Learning Post-Stroke Gait Training Strategies by Modeling Patient-Therapist Interaction
Learning Post-Stroke Gait Training Strategies by Modeling Patient-Therapist Interaction
Blog Article
For safe and effective robot-aided gait training, it is essential to incorporate the knowledge and expertise of physical therapists.Toward this goal, we directly learn from physical therapists’ demonstrations of curve-novelties manual gait assistance in stroke rehabilitation.Lower-limb kinematics of patients and assistive force applied by therapists to the patient’s leg are measured using a wearable sensing system which includes a custom-made force sensing array.
The collected data is then used to characterize a therapist’s strategies in response to unique gait behaviors found within a patient’s gait.Preliminary analysis shows that knee extension and weight-shifting are the most important features that shape a therapist’s assistance strategies.These key features are then integrated into a virtual impedance model to predict the therapist’s assistive torque.

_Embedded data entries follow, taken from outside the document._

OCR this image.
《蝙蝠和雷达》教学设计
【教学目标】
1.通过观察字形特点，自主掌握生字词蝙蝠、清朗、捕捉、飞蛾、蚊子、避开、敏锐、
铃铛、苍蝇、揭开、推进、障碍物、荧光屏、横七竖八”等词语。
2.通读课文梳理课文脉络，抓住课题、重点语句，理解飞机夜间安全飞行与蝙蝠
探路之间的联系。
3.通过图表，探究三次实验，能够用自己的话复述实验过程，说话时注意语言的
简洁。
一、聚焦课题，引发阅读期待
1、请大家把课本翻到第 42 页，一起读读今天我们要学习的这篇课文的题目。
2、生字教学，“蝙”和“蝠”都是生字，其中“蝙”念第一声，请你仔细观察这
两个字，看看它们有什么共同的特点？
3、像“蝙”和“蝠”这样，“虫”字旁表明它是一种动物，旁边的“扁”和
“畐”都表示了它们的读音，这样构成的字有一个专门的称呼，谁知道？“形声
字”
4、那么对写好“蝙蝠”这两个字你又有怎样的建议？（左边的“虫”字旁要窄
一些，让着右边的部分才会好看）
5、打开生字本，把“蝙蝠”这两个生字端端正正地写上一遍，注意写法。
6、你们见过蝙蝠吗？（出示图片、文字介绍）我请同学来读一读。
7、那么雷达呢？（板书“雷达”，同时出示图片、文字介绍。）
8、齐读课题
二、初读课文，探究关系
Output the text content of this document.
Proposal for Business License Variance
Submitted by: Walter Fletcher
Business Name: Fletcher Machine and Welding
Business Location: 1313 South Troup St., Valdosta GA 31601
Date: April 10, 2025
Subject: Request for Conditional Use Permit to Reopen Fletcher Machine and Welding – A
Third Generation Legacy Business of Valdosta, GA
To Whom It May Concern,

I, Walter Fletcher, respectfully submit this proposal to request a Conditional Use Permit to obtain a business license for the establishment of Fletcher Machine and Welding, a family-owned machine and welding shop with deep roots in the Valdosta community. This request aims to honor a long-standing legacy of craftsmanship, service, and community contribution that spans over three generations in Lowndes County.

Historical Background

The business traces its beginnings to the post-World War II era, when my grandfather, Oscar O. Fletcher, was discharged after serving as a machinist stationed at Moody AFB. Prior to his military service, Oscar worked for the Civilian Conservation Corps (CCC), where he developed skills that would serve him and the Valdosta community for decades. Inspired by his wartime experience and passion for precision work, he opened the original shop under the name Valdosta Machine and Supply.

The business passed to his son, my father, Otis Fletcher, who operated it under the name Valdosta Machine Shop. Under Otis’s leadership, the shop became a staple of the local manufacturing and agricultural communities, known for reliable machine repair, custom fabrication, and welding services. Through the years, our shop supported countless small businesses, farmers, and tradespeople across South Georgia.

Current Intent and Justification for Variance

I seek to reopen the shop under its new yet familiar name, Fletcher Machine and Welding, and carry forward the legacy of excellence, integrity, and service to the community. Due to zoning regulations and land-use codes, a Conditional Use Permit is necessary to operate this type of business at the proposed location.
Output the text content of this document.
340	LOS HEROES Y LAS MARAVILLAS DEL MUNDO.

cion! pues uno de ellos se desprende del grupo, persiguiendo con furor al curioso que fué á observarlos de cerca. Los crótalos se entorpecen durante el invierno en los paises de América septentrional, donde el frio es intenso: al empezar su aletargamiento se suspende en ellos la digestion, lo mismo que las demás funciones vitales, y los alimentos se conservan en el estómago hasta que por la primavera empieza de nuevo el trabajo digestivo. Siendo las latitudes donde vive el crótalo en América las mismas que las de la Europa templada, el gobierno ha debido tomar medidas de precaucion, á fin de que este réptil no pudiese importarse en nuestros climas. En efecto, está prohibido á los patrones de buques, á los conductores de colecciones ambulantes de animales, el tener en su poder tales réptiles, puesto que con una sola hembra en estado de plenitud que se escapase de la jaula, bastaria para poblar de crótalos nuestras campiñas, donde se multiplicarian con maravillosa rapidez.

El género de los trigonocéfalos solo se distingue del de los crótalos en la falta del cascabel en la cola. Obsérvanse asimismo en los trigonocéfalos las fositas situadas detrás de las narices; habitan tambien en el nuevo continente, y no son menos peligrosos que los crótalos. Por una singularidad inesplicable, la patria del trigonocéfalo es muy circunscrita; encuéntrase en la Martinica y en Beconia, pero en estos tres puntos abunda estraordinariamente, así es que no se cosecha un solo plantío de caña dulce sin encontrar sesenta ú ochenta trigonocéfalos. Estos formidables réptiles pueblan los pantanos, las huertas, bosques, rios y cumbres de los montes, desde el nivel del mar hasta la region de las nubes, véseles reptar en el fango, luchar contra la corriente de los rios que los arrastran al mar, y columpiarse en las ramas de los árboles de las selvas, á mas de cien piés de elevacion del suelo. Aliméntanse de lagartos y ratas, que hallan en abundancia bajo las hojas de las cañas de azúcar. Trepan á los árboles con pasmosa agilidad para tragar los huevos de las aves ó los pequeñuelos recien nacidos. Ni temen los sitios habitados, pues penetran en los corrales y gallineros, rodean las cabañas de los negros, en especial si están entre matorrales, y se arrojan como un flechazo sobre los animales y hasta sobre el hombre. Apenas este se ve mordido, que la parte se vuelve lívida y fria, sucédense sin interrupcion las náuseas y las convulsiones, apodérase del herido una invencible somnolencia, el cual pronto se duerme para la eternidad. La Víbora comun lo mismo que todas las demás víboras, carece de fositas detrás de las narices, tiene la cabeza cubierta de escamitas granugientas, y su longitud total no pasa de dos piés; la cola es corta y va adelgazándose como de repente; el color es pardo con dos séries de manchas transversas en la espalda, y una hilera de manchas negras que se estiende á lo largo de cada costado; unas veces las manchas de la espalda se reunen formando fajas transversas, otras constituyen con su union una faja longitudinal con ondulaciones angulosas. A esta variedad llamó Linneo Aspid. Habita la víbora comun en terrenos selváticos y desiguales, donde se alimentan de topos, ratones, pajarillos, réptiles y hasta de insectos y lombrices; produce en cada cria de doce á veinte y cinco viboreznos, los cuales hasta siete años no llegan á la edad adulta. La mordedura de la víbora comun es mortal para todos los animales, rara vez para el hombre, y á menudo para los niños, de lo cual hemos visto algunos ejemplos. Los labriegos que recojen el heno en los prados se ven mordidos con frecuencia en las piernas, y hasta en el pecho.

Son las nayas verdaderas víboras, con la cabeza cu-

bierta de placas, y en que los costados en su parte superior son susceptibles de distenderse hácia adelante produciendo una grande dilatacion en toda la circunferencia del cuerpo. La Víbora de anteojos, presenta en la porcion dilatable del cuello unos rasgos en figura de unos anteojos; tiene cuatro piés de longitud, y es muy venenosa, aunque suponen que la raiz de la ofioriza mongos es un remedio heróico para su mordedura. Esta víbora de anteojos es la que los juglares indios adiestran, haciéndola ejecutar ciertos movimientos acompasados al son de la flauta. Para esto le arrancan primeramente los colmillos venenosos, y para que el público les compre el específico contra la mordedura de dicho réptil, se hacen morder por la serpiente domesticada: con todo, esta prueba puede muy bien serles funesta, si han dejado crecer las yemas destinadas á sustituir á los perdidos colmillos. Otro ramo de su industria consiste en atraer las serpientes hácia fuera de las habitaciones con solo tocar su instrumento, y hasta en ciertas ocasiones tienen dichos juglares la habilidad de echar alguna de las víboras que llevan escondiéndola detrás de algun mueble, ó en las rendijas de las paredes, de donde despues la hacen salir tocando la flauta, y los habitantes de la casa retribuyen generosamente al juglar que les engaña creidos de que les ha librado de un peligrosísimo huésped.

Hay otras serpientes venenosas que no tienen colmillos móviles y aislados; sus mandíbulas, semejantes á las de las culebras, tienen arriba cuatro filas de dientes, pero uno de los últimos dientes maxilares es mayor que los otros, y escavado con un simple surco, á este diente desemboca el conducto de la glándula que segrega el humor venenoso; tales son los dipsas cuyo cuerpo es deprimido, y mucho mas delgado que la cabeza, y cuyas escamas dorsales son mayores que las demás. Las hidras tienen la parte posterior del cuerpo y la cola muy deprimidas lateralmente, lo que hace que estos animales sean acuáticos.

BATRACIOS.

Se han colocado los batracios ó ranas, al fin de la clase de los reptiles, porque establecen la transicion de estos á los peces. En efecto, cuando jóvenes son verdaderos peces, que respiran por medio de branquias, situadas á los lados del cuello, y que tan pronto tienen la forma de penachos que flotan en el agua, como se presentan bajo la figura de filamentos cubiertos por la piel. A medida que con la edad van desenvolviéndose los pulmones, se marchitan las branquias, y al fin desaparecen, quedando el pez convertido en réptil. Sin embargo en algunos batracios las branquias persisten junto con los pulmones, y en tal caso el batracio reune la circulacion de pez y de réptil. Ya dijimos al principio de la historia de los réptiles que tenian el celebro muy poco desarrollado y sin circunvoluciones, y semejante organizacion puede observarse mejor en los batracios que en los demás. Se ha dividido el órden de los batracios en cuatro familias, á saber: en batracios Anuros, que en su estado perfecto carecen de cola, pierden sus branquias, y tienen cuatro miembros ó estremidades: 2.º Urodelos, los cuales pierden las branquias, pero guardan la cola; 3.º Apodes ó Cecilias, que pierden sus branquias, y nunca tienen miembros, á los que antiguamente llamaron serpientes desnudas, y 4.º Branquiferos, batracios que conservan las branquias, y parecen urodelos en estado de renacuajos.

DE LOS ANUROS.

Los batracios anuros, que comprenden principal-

This model benefits from a goal-directed attractor and representative features that allow intuitive characterization and estimation of a therapist’s assistance strategies.The resulting model is able to accurately capture high-level therapist behaviors over the course of a full training session (r2 = 0.92, RMSE = 0.
23Nm) while still Upright Vacuum Cleaner explaining some of the more nuanced behaviors contained in individual strides (r2 = 0.53, RMSE = 0.61Nm).
This work provides a new approach to control wearable robotics in the sense of directly encoding the decision-making process of physical therapists into a safe human-robot interaction framework for gait rehabilitation.